Die Firma Marshall kehrt zu ihren Wurzeln zurück! Im Jahre 1962 entwickelten in London die Techniker Ken Bran und Dudley Craven unter der Obhut von Jim Marshall den ersten Verstärker des Unternehmens. Als Vorlage diente der Sound und die Konstruktion des Fender Bassman, allerdings war dieser Verstärker den damaligen Londoner Gitarristen immer noch zu weit weg von ihrer Vorstellung des Rock´n´Roll-Sounds. Also konstruierte man einen Prototyp, der im Laufe der Monate mehrmals umgebaut wurde und dann – nach diversen Hörproben der jungen Gitarristen, die ständig bei Jim Marshall im Musikladen herumhingen- in den Handel kam. Und genau diese Gitarristen waren es dann auch, die erheblich zur Verbreitung der Marshall-Amps beitrugen. Wen wundert’s, denn zu dem illustren Kreis gehörten unter anderem Pete Townshend, Richie Blackmore und Jeff Beck.

2266_frontal Bild

Die offizielle Marshall Nummer 1 war der sechste Prototyp, ein einkanaliges Topteil mit der Bezeichnung JTM 45, das im September 1962 offiziell in den Handel kam. JTM stand für „Jim und Terry Marshall“ (Terry ist Jims Sohn), die Zahl 45 entsprach der damaligen Leistungsangabe von 45 Watt, wobei die reale Leistung eher bei 35 Watt lag. Der Rock´n´Roll der Sechziger hatte sein Sprachrohr gefunden und wurde erhört.

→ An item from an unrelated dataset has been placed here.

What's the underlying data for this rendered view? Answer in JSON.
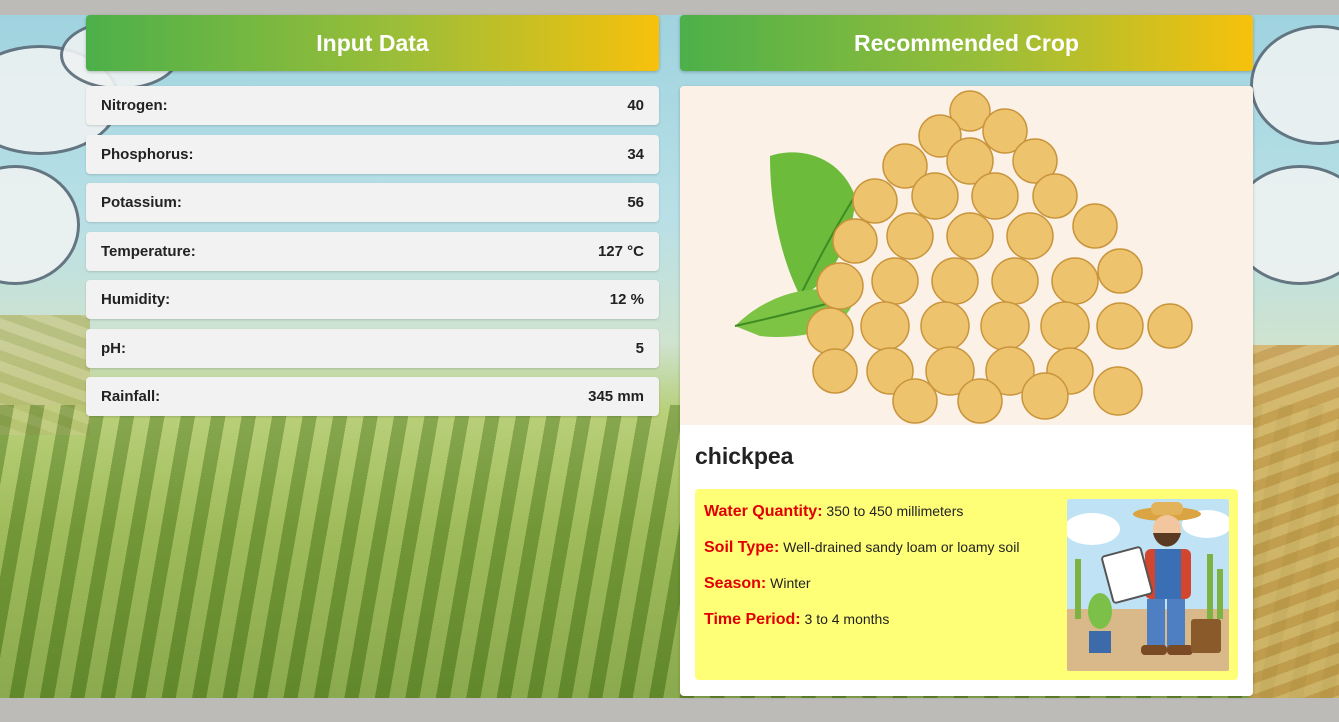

Diesen Amp und das legendäre Marshall 1959 Super Lead Head von Jimi Hendrix legte Marshall im Rahmen der Handwired-Serie im Jahr 2006 wieder auf – mit durchschlagendem Erfolg! Und genau dies könnte die Techniker zum vorliegenden Testmodell inspiriert haben. Die Vintage Modern Serie schlägt die Brücke zwischen dem traditionellen Verstärkerbau der 60er Jahre (einkanaliger Amp, Röhrenschaltung, Ton pur!) und den Features „moderner“  Amps (Effektweg, Master-Volume). Der Name ist also Programm. Die Serie umfasst drei unterschiedliche Amp-Modelle: Ein 100 Watt Topteil (2466), ein 50 Watt Topteil (2266) und einen 50 Watt Combo (2266C). Bei der Konstruktion der Verstärker wurden die Wünsche von Gitarristen erhört, die einen Amp suchten, dessen Sound über die Dynamik des Spielers und der Gitarre gesteuert wird. Wir haben das 50 Watt Topteil auf den Labortisch gehievt und freuen uns darauf, es zum Glühen zu bringen.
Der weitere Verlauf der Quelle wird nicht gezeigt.